Since then Koko, Molefe and Eskom board chair Ben Ngubane have spun a story that the prepayment to Tegeta was necessary to avert load shedding during winter.
In countless statements, Eskom has detailed how ongoing threats of strikes left their power stations short of coal, and by April Eskom’s only option was to offer a prepayment to Tegeta to be spent on equipment and opening up new mining areas.
But the emergence of Tegeta’s December 9 letter to Koko, asking for a prepayment four months earlier, confirms what has long been suspected: that the primary objective was to use Eskom’s balance sheet to fund the Guptas’ purchase of Optimum Coal.
In January last year, just a few days after Tegeta took possession of Optimum, Koko allegedly flew to Dubai.

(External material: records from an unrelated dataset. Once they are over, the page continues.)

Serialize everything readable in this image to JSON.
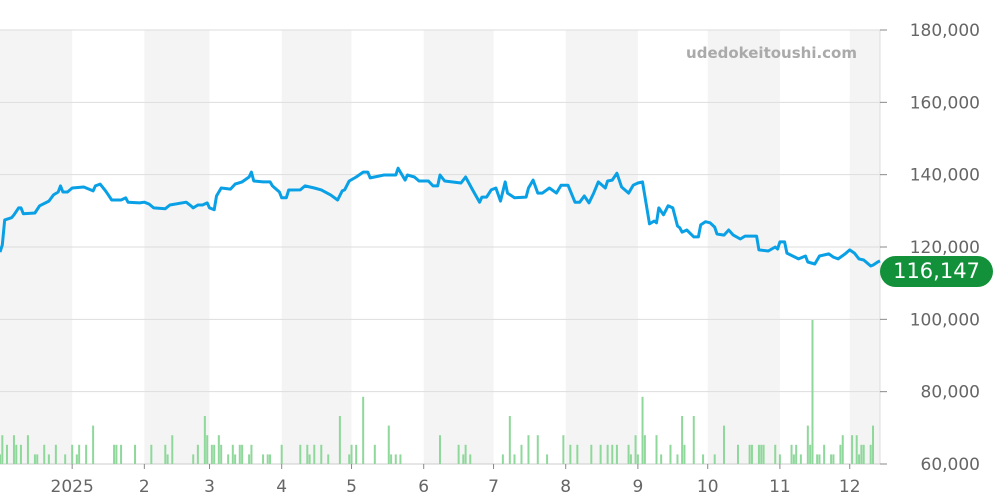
{
  "watermark": "udedokeitoushi.com",
  "current_price_label": "116,147",
  "colors": {
    "line": "#0aa0e6",
    "volume": "#8fd89b",
    "badge": "#13913a",
    "band": "#f4f4f4"
  },
  "chart_data": {
    "type": "line",
    "title": "",
    "xlabel": "",
    "ylabel": "",
    "x_unit": "days since 2024-12-01",
    "xlim": [
      0,
      378
    ],
    "ylim": [
      60000,
      180000
    ],
    "y_ticks": [
      60000,
      80000,
      100000,
      120000,
      140000,
      160000,
      180000
    ],
    "y_tick_labels": [
      "60,000",
      "80,000",
      "100,000",
      "120,000",
      "140,000",
      "160,000",
      "180,000"
    ],
    "x_ticks": [
      {
        "day": 31,
        "label": "2025"
      },
      {
        "day": 62,
        "label": "2"
      },
      {
        "day": 90,
        "label": "3"
      },
      {
        "day": 121,
        "label": "4"
      },
      {
        "day": 151,
        "label": "5"
      },
      {
        "day": 182,
        "label": "6"
      },
      {
        "day": 212,
        "label": "7"
      },
      {
        "day": 243,
        "label": "8"
      },
      {
        "day": 274,
        "label": "9"
      },
      {
        "day": 304,
        "label": "10"
      },
      {
        "day": 335,
        "label": "11"
      },
      {
        "day": 365,
        "label": "12"
      }
    ],
    "grid": true,
    "last_value": 116147,
    "series": [
      {
        "name": "price",
        "points": [
          [
            0,
            118600
          ],
          [
            1,
            120550
          ],
          [
            2,
            127500
          ],
          [
            5,
            128100
          ],
          [
            6,
            128900
          ],
          [
            8,
            130800
          ],
          [
            9,
            130800
          ],
          [
            10,
            129200
          ],
          [
            15,
            129400
          ],
          [
            17,
            131400
          ],
          [
            21,
            132700
          ],
          [
            23,
            134400
          ],
          [
            25,
            135200
          ],
          [
            26,
            136900
          ],
          [
            27,
            135200
          ],
          [
            29,
            135200
          ],
          [
            31,
            136300
          ],
          [
            36,
            136600
          ],
          [
            40,
            135500
          ],
          [
            41,
            136900
          ],
          [
            43,
            137400
          ],
          [
            45,
            135800
          ],
          [
            46,
            134900
          ],
          [
            48,
            133000
          ],
          [
            52,
            133000
          ],
          [
            54,
            133600
          ],
          [
            55,
            132400
          ],
          [
            60,
            132200
          ],
          [
            62,
            132400
          ],
          [
            64,
            131900
          ],
          [
            66,
            130800
          ],
          [
            71,
            130600
          ],
          [
            73,
            131600
          ],
          [
            80,
            132400
          ],
          [
            82,
            131400
          ],
          [
            83,
            130800
          ],
          [
            85,
            131600
          ],
          [
            87,
            131600
          ],
          [
            89,
            132200
          ],
          [
            90,
            130800
          ],
          [
            92,
            130300
          ],
          [
            93,
            134100
          ],
          [
            95,
            136300
          ],
          [
            99,
            136000
          ],
          [
            101,
            137400
          ],
          [
            104,
            138000
          ],
          [
            107,
            139350
          ],
          [
            108,
            140700
          ],
          [
            109,
            138250
          ],
          [
            113,
            138000
          ],
          [
            116,
            138000
          ],
          [
            117,
            136900
          ],
          [
            120,
            135200
          ],
          [
            121,
            133600
          ],
          [
            123,
            133600
          ],
          [
            124,
            135760
          ],
          [
            129,
            135800
          ],
          [
            131,
            136900
          ],
          [
            135,
            136300
          ],
          [
            138,
            135800
          ],
          [
            142,
            134400
          ],
          [
            145,
            133000
          ],
          [
            147,
            135500
          ],
          [
            148,
            135800
          ],
          [
            150,
            138250
          ],
          [
            153,
            139350
          ],
          [
            156,
            140700
          ],
          [
            158,
            140700
          ],
          [
            159,
            139100
          ],
          [
            165,
            139900
          ],
          [
            170,
            139900
          ],
          [
            171,
            141800
          ],
          [
            174,
            138500
          ],
          [
            175,
            139900
          ],
          [
            178,
            139350
          ],
          [
            180,
            138250
          ],
          [
            184,
            138250
          ],
          [
            186,
            136900
          ],
          [
            188,
            136900
          ],
          [
            189,
            139900
          ],
          [
            191,
            138250
          ],
          [
            198,
            137700
          ],
          [
            200,
            139350
          ],
          [
            203,
            135800
          ],
          [
            206,
            132400
          ],
          [
            207,
            133800
          ],
          [
            209,
            133800
          ],
          [
            211,
            135800
          ],
          [
            213,
            136300
          ],
          [
            215,
            132700
          ],
          [
            217,
            138000
          ],
          [
            218,
            134900
          ],
          [
            221,
            133600
          ],
          [
            226,
            133800
          ],
          [
            227,
            136300
          ],
          [
            229,
            138500
          ],
          [
            231,
            134900
          ],
          [
            233,
            134900
          ],
          [
            236,
            136300
          ],
          [
            239,
            134900
          ],
          [
            241,
            137100
          ],
          [
            244,
            137100
          ],
          [
            247,
            132400
          ],
          [
            249,
            132400
          ],
          [
            251,
            134100
          ],
          [
            253,
            132200
          ],
          [
            255,
            134900
          ],
          [
            257,
            138000
          ],
          [
            260,
            136300
          ],
          [
            261,
            138250
          ],
          [
            263,
            138500
          ],
          [
            265,
            140400
          ],
          [
            267,
            136600
          ],
          [
            270,
            134900
          ],
          [
            272,
            137100
          ],
          [
            274,
            137700
          ],
          [
            276,
            138000
          ],
          [
            279,
            126400
          ],
          [
            281,
            127200
          ],
          [
            282,
            126700
          ],
          [
            283,
            130800
          ],
          [
            285,
            128900
          ],
          [
            287,
            131400
          ],
          [
            289,
            130800
          ],
          [
            291,
            125800
          ],
          [
            292,
            125300
          ],
          [
            293,
            124100
          ],
          [
            295,
            124700
          ],
          [
            298,
            122800
          ],
          [
            300,
            122800
          ],
          [
            301,
            126100
          ],
          [
            303,
            127000
          ],
          [
            305,
            126700
          ],
          [
            307,
            125500
          ],
          [
            308,
            123600
          ],
          [
            311,
            123300
          ],
          [
            313,
            124700
          ],
          [
            315,
            123300
          ],
          [
            318,
            122200
          ],
          [
            320,
            123000
          ],
          [
            325,
            123000
          ],
          [
            326,
            119200
          ],
          [
            330,
            118900
          ],
          [
            333,
            120000
          ],
          [
            334,
            119450
          ],
          [
            335,
            121400
          ],
          [
            337,
            121400
          ],
          [
            338,
            118300
          ],
          [
            343,
            116700
          ],
          [
            346,
            117500
          ],
          [
            347,
            115850
          ],
          [
            350,
            115300
          ],
          [
            352,
            117500
          ],
          [
            356,
            118100
          ],
          [
            358,
            117200
          ],
          [
            360,
            116700
          ],
          [
            363,
            118100
          ],
          [
            365,
            119200
          ],
          [
            367,
            118300
          ],
          [
            369,
            116700
          ],
          [
            371,
            116400
          ],
          [
            374,
            114750
          ],
          [
            375,
            115000
          ],
          [
            377,
            115850
          ],
          [
            378,
            116147
          ]
        ]
      },
      {
        "name": "volume",
        "points": [
          [
            0,
            1
          ],
          [
            1,
            3
          ],
          [
            3,
            2
          ],
          [
            6,
            3
          ],
          [
            7,
            2
          ],
          [
            9,
            2
          ],
          [
            12,
            3
          ],
          [
            15,
            1
          ],
          [
            16,
            1
          ],
          [
            19,
            2
          ],
          [
            21,
            1
          ],
          [
            24,
            2
          ],
          [
            28,
            1
          ],
          [
            31,
            2
          ],
          [
            33,
            1
          ],
          [
            34,
            2
          ],
          [
            37,
            2
          ],
          [
            40,
            4
          ],
          [
            49,
            2
          ],
          [
            50,
            2
          ],
          [
            52,
            2
          ],
          [
            58,
            2
          ],
          [
            65,
            2
          ],
          [
            71,
            2
          ],
          [
            72,
            1
          ],
          [
            74,
            3
          ],
          [
            83,
            1
          ],
          [
            85,
            2
          ],
          [
            88,
            5
          ],
          [
            89,
            3
          ],
          [
            91,
            2
          ],
          [
            92,
            2
          ],
          [
            94,
            3
          ],
          [
            95,
            2
          ],
          [
            98,
            1
          ],
          [
            100,
            2
          ],
          [
            101,
            1
          ],
          [
            103,
            2
          ],
          [
            104,
            2
          ],
          [
            107,
            1
          ],
          [
            108,
            2
          ],
          [
            113,
            1
          ],
          [
            115,
            1
          ],
          [
            116,
            1
          ],
          [
            121,
            2
          ],
          [
            129,
            2
          ],
          [
            132,
            2
          ],
          [
            133,
            1
          ],
          [
            135,
            2
          ],
          [
            138,
            2
          ],
          [
            141,
            1
          ],
          [
            146,
            5
          ],
          [
            150,
            1
          ],
          [
            151,
            2
          ],
          [
            153,
            2
          ],
          [
            156,
            7
          ],
          [
            161,
            2
          ],
          [
            167,
            4
          ],
          [
            168,
            1
          ],
          [
            170,
            1
          ],
          [
            172,
            1
          ],
          [
            189,
            3
          ],
          [
            197,
            2
          ],
          [
            199,
            1
          ],
          [
            200,
            2
          ],
          [
            202,
            1
          ],
          [
            216,
            1
          ],
          [
            219,
            5
          ],
          [
            221,
            1
          ],
          [
            224,
            2
          ],
          [
            227,
            3
          ],
          [
            231,
            3
          ],
          [
            235,
            1
          ],
          [
            242,
            3
          ],
          [
            245,
            2
          ],
          [
            248,
            2
          ],
          [
            254,
            2
          ],
          [
            258,
            2
          ],
          [
            261,
            2
          ],
          [
            263,
            2
          ],
          [
            265,
            2
          ],
          [
            270,
            2
          ],
          [
            271,
            1
          ],
          [
            273,
            3
          ],
          [
            274,
            1
          ],
          [
            276,
            7
          ],
          [
            277,
            3
          ],
          [
            282,
            3
          ],
          [
            284,
            1
          ],
          [
            288,
            2
          ],
          [
            291,
            1
          ],
          [
            293,
            5
          ],
          [
            294,
            2
          ],
          [
            298,
            5
          ],
          [
            302,
            1
          ],
          [
            307,
            1
          ],
          [
            311,
            4
          ],
          [
            317,
            2
          ],
          [
            322,
            2
          ],
          [
            323,
            2
          ],
          [
            326,
            2
          ],
          [
            327,
            2
          ],
          [
            328,
            2
          ],
          [
            333,
            2
          ],
          [
            335,
            1
          ],
          [
            340,
            2
          ],
          [
            341,
            1
          ],
          [
            342,
            2
          ],
          [
            344,
            1
          ],
          [
            347,
            4
          ],
          [
            348,
            2
          ],
          [
            349,
            15
          ],
          [
            351,
            1
          ],
          [
            352,
            1
          ],
          [
            354,
            2
          ],
          [
            357,
            1
          ],
          [
            358,
            1
          ],
          [
            361,
            2
          ],
          [
            362,
            3
          ],
          [
            366,
            3
          ],
          [
            368,
            3
          ],
          [
            369,
            1
          ],
          [
            370,
            2
          ],
          [
            371,
            2
          ],
          [
            374,
            2
          ],
          [
            375,
            4
          ]
        ]
      }
    ]
  }
}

Records from the #GuptaLeaks show that Koko stayed just two nights at the Oberoi Hotel in Dubai – Monday 4 and Tuesday 5, at a total cost of around R11,500. The bill was picked up by the Guptas.
In the months following Koko’s brief stopover in Dubai, Gupta-owned companies benefited from astonishing growth of their business with Eskom:
During 2016 Trillian, a company majority-owned by Gupta associate Salim Essa, is alleged to have benefited from hundreds of millions of rands in Eskom consulting work.